If it be the climax of virtue to have practised it till duty is transformed into pleasure, as I am inclined to believe it is,I am far enough at present from having attained that point. On the contrary, I find-confess, now, that it is the same with you that things pleasant enough in themselves, at least not painful, become, the moment they assume the shape of duties, irksome. They put on, as it were, a stiff, starched dress, and lose all their alluring, seductive looks.

I will give you a whimsical illustration of this. In my recent anonymous brochure, which met with more approbation from the public than perhaps it deserved, — certainly more than I expected, I felt, with my accustomed fastidiousness, when it came out, that a thousand things might be altered for the better. As I impatiently glanced over it, I felt, mingled with mortification, a positive pleasure in mentally making improvements, adding something here, expunging something there, giving a phrase a new turn,-illustrating a bare thought by an image or metaphor. The task, thus voluntarily prosecuted, was a positive delight. When, a few days ago, it was intimated that a new edition was called for, and I was requested to furnish the printer with any alterations I might be meditating by a fixed day, it is inexpressible with what reluctance I turned to the task; and the thought that it must be done by a certain time has turned a pleasant amusement into insupportable drudgery. But what perverseness ! The task is the same: and why should the thought that it ought to be done make it less pleasant? I have therefore set to work with a will, and am reaping my reward by finding that the task is becoming less a task as I pursue it, though duty has unquestionably marred the pleasure.

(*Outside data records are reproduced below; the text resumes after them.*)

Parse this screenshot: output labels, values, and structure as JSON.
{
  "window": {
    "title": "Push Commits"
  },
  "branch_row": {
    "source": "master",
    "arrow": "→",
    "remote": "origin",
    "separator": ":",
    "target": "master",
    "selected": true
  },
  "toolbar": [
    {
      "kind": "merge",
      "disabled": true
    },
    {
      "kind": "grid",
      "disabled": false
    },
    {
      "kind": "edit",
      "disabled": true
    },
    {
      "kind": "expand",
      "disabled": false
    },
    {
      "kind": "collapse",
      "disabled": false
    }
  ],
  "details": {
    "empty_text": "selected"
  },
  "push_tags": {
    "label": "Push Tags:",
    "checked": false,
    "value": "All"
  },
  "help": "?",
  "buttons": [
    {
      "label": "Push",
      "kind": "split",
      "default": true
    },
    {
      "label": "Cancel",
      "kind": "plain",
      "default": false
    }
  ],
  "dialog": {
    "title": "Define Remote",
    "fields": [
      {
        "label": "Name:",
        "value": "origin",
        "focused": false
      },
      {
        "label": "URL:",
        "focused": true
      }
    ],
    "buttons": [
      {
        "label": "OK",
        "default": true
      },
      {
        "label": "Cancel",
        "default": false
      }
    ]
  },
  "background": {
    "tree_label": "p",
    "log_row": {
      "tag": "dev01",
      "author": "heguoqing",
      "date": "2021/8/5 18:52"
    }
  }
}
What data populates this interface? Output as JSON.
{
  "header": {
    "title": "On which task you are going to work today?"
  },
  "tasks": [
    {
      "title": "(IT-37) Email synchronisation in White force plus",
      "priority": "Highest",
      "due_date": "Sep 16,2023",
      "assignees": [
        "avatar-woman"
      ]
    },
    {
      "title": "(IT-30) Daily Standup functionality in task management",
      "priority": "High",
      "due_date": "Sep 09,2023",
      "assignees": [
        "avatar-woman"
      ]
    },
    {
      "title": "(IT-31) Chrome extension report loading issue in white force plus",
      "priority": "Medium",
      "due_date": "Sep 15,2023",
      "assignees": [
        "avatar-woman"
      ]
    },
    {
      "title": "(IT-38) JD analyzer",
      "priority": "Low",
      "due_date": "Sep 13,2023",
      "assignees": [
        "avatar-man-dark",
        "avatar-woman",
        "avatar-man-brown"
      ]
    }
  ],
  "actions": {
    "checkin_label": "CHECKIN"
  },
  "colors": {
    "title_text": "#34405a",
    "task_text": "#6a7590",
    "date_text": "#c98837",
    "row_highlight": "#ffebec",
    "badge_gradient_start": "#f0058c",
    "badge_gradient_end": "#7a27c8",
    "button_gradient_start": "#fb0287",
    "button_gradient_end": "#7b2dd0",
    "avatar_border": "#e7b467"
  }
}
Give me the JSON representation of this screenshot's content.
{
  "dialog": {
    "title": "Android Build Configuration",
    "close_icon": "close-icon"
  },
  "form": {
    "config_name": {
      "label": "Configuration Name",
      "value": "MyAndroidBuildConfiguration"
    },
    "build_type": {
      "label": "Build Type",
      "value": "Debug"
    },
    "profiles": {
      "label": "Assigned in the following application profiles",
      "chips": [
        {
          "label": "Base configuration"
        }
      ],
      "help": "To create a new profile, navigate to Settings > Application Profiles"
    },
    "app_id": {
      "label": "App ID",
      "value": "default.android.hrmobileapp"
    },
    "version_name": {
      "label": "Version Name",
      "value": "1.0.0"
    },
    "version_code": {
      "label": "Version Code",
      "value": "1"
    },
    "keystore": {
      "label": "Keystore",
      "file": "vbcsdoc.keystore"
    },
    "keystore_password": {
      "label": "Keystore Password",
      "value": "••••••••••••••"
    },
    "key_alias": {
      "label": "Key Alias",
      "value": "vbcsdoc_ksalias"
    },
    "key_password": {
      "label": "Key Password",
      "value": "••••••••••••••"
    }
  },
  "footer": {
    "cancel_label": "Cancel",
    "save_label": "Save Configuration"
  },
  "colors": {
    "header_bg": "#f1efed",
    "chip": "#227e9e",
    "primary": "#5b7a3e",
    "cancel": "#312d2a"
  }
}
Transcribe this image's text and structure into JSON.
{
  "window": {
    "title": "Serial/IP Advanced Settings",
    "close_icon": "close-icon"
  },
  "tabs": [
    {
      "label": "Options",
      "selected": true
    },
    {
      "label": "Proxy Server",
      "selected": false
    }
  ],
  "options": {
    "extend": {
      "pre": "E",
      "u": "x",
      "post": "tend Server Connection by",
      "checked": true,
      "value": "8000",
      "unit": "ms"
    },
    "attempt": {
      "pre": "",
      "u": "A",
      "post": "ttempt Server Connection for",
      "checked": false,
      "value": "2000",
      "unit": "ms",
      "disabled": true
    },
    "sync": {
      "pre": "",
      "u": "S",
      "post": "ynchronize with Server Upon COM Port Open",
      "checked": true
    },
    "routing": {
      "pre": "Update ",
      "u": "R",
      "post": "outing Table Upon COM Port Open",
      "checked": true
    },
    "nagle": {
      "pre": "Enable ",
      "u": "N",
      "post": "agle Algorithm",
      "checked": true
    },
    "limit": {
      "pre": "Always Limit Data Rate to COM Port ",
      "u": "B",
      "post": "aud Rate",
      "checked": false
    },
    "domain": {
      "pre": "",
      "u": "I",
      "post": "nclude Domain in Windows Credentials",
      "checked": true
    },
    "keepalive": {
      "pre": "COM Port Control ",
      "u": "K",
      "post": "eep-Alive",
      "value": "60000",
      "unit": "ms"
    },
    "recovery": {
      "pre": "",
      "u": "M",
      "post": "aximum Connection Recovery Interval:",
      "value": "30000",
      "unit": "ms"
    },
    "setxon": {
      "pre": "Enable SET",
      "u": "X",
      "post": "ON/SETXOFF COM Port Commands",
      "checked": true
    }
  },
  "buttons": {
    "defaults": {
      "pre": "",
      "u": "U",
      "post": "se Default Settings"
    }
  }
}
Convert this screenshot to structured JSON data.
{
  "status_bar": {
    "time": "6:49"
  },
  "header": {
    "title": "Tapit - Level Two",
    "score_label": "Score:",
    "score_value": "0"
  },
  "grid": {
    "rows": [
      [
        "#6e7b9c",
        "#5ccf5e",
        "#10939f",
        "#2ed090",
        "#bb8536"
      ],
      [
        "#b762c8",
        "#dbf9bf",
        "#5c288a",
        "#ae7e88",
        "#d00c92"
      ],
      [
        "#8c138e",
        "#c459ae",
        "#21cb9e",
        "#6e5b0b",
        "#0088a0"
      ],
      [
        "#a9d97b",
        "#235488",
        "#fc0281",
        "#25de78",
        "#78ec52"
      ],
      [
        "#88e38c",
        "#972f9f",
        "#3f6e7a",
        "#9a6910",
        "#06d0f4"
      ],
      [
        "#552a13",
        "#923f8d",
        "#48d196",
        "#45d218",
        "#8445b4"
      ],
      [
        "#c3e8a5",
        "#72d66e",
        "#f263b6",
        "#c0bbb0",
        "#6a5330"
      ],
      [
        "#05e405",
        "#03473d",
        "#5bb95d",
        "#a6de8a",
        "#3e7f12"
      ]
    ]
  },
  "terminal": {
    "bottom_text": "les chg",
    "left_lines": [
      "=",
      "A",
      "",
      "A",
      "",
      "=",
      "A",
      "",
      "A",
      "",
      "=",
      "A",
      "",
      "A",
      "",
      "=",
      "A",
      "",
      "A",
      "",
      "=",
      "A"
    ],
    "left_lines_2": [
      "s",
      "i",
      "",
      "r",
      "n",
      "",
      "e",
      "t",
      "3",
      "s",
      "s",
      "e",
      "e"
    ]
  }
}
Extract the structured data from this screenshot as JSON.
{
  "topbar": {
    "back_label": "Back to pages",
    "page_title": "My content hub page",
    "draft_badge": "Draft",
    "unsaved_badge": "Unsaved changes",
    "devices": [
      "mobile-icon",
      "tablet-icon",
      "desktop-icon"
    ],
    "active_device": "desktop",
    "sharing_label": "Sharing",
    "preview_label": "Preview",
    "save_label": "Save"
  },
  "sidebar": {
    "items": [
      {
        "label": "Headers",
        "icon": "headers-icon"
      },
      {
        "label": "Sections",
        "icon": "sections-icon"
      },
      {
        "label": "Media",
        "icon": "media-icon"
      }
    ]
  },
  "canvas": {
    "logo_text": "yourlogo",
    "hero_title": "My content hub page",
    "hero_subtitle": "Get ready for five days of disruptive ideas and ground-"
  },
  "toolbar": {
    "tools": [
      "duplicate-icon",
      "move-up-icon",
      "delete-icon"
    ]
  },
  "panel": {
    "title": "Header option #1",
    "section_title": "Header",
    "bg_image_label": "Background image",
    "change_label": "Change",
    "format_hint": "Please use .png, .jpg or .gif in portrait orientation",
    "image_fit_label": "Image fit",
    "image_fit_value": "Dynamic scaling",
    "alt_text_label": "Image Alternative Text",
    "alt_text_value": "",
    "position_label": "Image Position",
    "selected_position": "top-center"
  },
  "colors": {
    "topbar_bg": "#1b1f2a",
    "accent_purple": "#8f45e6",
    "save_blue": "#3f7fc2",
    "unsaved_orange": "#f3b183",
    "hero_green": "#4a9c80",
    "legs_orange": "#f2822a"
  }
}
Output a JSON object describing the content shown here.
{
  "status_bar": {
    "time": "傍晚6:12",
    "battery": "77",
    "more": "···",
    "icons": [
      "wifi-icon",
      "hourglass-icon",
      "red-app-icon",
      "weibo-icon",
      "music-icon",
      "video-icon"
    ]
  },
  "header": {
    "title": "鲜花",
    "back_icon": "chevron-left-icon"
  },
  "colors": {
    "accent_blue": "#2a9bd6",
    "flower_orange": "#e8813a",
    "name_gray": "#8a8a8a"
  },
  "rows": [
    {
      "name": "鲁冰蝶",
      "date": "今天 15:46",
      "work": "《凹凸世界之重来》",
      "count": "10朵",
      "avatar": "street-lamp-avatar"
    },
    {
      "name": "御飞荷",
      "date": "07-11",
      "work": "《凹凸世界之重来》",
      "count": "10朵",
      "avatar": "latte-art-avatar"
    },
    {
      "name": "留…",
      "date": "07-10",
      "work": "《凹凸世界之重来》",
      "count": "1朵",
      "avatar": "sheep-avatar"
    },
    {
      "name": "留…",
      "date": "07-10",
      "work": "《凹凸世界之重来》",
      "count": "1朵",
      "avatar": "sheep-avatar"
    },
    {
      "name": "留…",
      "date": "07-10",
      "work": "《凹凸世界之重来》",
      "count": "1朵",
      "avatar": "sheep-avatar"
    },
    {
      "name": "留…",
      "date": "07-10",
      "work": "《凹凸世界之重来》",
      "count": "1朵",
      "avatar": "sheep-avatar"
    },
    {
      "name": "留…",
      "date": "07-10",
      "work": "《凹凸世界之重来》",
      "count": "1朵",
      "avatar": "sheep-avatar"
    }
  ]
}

In the same way I have often found that if it be necessary to read a given book on a given day, there is not a book, out of the five thousand I have around me, that I would not rather take up than that!

I have somewhere read-and so have you I doubt not- of a petty German despot who, having heard that an old woman of seventy had never been beyond the precincts of her native city, thought he should like to "have it to say" (what is too costly or cruel for a despot if he "would like to have something to say!") that one who had lived to be a very old woman had never been beyond the limits of the city, and therefore decreed that she should never be permitted to do so. It is said that the poor old lady so laid to heart the loss of that liberty which she had voluntarily lived without, all her life, that she took to her bed and died in a few days! Surely human nature is the very image of that old woman.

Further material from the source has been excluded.